Having survived the night I’m left just a short burst down into the town of Tinogasta. In the town square they have this sign proclaiming the Falkland Islands to be Argentinian. This kind of nationalistic propaganda makes me sick. I don’t give two hoots who has sovereignty over these islands but really dislike it when governments try to spoon feed opinion to their people. These signs are everywhere and part of the reason why I shall be taking my tour south through Chile and not Argentina

Having successfully located the cold Coke and cake I’d been lusting after in Tinogasta I hop on the Ruta 60 towards Fiambala

Arriving in Fiambala just after lunch I settle in and make preparations for the next leg of my journey. The next day I will start my climb over Paso San Francisco and back into my beloved Puna de Atacama
Route Tips
4.5 days, 402.5 km (250 miles), 2,990 m (9,810 ft.) of climbing
This was undoubtedly the easy option for me but still quite enjoyable. Pretty much the entire route from Antofagasta de la Sierra to Belen is paved, with only the headwinds of the upper reaches of Portezuelo de Pasto Ventura (3,996m) offering any kind of challenge. Travelling south this marks a descent down out of the Puna. Route notes and any other relevant information can be found on Neil and Harriet Pikes Andes By Bike website here. They chart a route that runs 440.4 km south from Salar de Pocitos (3,700m), through Antofagasta de la Sierra (3,400m) to El Eje (1,780m) where the Ruta 40 runs 48 km to Belen.
I’d recommend staying in Hostal Belen in Belen. Run by a lovely family and only 70 pesos a night, if you bag the big front room it’s a nice place to relax. There is WiFi in the hostal but it is slow. In fact internet is universally very slow in the town, even at the internet cafe. If you ask around you’ll find the excellent zapateria who resurrected my cycling shoes (he has no shop but operates from one of the streets by the big hotel). It is possible to get good rates on changing US$ but again you’ll have to ask around (I don’t want to detail here because it is illegal).
The route from Belen through Londres, over Cuesta de Zapata (1,875 m) to Tinogasta and then up the Ruta 60 to Fiambala is also detailed by the Pikes here. This is a fun little trundle but not without its challenges. The condition of the road on the first half of the dirt section of the ride is quite poor. High temperatures and a lot of flies once I’d descended the Cuesta made some sections of the ride a little arduous.
Fiambala is a relaxing little town that comes alive in the evenings and mornings.
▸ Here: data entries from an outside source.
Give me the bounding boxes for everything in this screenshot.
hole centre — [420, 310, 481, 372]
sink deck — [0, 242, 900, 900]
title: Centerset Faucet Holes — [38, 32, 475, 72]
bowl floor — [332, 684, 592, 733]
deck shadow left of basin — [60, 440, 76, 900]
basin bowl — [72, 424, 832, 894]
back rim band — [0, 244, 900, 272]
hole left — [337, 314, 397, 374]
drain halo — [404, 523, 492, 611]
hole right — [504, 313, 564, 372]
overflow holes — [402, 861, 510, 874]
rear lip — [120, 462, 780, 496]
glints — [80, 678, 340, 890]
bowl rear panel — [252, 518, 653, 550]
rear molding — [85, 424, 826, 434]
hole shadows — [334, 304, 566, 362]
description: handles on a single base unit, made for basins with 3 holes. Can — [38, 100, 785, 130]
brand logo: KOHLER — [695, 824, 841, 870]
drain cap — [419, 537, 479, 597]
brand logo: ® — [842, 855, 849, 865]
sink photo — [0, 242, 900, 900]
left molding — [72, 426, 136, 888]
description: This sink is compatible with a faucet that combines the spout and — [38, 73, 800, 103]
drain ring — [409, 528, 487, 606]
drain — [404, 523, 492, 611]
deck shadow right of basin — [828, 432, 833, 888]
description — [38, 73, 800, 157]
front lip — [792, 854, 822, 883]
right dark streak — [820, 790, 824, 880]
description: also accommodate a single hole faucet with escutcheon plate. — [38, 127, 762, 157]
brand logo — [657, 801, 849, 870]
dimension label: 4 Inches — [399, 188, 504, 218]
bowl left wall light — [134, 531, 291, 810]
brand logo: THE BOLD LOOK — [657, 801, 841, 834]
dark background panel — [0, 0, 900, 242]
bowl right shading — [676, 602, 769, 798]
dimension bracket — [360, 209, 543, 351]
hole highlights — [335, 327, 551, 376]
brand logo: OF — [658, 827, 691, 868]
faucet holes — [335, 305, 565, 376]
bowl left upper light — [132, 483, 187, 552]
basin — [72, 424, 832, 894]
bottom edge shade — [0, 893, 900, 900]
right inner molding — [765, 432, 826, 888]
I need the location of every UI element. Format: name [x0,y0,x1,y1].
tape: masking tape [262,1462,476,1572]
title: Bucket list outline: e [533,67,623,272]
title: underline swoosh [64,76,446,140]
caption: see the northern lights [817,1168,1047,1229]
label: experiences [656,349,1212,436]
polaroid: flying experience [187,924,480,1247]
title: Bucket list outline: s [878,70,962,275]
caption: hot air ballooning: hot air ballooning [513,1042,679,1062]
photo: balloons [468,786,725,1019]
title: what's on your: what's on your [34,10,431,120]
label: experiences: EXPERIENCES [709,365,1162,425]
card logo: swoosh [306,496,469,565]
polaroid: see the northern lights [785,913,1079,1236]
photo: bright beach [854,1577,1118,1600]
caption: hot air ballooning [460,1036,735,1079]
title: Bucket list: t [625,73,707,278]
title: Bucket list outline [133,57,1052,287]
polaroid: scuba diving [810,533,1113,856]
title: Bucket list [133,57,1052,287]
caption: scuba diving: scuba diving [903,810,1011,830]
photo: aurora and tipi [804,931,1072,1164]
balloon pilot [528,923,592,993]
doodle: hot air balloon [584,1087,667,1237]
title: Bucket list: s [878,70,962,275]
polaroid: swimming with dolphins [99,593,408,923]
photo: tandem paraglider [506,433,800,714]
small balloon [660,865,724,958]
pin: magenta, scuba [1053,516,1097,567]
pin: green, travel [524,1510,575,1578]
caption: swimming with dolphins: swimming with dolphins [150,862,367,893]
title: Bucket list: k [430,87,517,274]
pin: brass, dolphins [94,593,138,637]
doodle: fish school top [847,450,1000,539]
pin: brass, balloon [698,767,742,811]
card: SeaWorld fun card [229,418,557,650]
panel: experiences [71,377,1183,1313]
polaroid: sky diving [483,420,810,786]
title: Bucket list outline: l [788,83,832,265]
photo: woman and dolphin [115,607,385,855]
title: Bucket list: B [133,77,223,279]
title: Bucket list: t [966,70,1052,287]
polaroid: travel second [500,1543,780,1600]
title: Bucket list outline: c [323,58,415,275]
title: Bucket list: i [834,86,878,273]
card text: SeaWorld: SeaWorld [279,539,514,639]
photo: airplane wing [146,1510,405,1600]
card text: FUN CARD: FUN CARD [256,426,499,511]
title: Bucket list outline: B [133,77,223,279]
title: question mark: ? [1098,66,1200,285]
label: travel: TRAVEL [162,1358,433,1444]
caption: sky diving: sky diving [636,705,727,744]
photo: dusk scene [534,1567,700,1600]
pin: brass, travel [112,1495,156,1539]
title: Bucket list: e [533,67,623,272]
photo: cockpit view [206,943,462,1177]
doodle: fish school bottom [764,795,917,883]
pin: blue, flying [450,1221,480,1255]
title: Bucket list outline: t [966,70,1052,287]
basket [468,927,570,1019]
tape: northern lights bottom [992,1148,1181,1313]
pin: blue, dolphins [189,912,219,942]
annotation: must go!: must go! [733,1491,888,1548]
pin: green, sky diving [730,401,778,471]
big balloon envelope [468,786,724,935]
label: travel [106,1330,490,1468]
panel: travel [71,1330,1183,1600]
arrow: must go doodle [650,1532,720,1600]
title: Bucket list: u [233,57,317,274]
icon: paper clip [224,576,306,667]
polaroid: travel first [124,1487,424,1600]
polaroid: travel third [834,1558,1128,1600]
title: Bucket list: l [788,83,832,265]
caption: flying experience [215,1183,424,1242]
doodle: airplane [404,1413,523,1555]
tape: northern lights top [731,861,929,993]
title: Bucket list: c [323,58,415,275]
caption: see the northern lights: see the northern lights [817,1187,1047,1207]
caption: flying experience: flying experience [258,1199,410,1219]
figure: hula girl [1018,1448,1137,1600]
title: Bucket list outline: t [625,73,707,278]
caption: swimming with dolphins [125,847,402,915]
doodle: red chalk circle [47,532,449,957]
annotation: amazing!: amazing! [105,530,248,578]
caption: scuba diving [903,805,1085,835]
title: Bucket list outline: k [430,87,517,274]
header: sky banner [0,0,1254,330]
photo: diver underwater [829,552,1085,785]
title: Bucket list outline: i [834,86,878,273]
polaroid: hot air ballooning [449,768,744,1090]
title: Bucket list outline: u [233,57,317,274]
I spent my one night there in the comfortable San Pedro Hostel. There is free WiFi in the town plaza but it is a bit sketchy. You’ll be able to resupply with food from the many mini markets about town.
Think about you often, Nate. So glad to hear that you are once again doing well, and still on the bike! Take care. Love the pictures.
More epicness! Good choice to bail to avoid a more serious injury, always tough. Glad to hear your heading back to Puna! I’m so envious and looking forward to getting down there!